Behavioral Indicators of Overreliance During Interaction with Conversational Language Models
Chang Liu, Qinyi Zhou, Xinjie Shen, Xingyu Bruce Liu, Tongshuang Wu, Xiang 'Anthony' Chen
TL;DR
This work tackles the problem of overreliance on conversational LLMs by shifting from traditional outcome-focused evaluation to process-oriented detection using interaction traces. By collecting detailed mouse/keyboard logs from 77 participants across three misinformation-injected tasks, the study semantically encodes and clusters behavior with a transformer-based autoencoder and DBSCAN, identifying five behavioral patterns that correlate with higher or lower overreliance. The authors provide a robust analytical pipeline, including preprocessing, segmentation into windows, latent embedding, clustering, and post-clustering validation, and translate findings into design recommendations for adaptive interfaces to mitigate overreliance in real time. The contributions include a publicly informative dataset of interaction behaviors, a cluster-based framework linking behavior to overreliance, and practical interface guidelines to reduce reliance on AI without hindering productive human-AI collaboration, thereby enhancing the reliability of LLM-assisted tasks in everyday use.
Abstract
LLMs are now embedded in a wide range of everyday scenarios. However, their inherent hallucinations risk hiding misinformation in fluent responses, raising concerns about overreliance on AI. Detecting overreliance is challenging, as it often arises in complex, dynamic contexts and cannot be easily captured by post-hoc task outcomes.
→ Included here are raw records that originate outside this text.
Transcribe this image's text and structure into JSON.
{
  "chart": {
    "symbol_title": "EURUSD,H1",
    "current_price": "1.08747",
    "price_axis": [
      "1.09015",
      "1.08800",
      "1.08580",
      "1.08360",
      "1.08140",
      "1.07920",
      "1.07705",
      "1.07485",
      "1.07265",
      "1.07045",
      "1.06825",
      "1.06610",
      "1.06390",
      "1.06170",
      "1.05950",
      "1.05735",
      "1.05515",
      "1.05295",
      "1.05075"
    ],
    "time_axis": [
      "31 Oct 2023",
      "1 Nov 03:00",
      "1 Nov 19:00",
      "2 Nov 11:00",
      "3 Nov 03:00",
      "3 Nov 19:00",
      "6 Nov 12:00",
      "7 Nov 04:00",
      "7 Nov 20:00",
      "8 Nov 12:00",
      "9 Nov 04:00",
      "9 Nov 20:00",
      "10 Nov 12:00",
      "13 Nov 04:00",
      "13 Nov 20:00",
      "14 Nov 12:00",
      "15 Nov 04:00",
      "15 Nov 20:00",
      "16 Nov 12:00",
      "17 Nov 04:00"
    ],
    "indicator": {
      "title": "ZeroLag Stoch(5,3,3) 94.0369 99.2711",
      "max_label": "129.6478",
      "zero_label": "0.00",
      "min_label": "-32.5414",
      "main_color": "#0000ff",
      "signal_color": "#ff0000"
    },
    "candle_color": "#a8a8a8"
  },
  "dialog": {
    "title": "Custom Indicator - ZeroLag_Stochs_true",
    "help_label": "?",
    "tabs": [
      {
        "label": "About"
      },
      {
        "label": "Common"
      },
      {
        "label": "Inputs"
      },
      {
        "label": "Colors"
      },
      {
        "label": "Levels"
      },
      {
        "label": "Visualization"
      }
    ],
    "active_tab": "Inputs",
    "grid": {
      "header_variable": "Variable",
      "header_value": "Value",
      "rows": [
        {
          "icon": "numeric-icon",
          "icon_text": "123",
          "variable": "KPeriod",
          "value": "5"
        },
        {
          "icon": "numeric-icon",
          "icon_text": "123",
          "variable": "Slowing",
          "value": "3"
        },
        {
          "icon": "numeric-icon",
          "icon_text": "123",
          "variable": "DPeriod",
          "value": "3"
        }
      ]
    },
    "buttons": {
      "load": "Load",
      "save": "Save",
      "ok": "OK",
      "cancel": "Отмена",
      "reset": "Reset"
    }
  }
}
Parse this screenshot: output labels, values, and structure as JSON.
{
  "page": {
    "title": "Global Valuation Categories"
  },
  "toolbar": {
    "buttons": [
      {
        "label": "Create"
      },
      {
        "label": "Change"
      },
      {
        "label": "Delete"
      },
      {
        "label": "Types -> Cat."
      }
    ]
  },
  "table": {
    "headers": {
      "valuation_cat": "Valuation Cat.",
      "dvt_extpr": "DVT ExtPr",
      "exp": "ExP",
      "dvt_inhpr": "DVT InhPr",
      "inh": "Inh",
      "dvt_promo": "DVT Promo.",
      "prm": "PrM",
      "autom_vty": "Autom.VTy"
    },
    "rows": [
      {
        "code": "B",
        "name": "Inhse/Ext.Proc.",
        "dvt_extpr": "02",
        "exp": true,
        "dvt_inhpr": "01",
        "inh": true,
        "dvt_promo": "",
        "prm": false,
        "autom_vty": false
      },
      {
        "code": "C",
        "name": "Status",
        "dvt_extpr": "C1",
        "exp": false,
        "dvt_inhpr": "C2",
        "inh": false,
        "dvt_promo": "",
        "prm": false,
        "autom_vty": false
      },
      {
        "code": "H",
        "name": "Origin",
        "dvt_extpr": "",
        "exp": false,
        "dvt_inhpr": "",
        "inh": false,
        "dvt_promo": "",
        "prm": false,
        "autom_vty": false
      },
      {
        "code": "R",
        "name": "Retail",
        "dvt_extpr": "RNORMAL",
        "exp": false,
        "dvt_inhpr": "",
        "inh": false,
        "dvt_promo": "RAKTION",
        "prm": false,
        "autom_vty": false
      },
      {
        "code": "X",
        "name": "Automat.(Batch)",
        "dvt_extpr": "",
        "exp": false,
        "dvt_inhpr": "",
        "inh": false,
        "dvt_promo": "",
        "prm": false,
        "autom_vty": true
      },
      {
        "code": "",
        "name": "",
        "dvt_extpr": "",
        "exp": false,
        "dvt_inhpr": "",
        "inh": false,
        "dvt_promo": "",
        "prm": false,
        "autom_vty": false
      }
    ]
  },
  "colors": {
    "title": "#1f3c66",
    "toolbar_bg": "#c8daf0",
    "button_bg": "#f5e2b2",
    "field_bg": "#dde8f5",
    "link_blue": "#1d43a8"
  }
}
In this work, we aim to investigate how users' behavioral patterns correlate with overreliance. We collected interaction logs from 77 participants working with an LLM injected plausible misinformation across three real-world tasks and we assessed overreliance by whether participants detected and corrected these errors. By semantically encoding and clustering segments of user interactions, we identified five behavioral patterns linked to overreliance: users with low overreliance show careful task comprehension and fine-grained navigation; users with high overreliance show frequent copy-paste, skipping initial comprehension, repeated LLM references, coarse locating, and accepting misinformation despite hesitation. We discuss design implications for mitigation.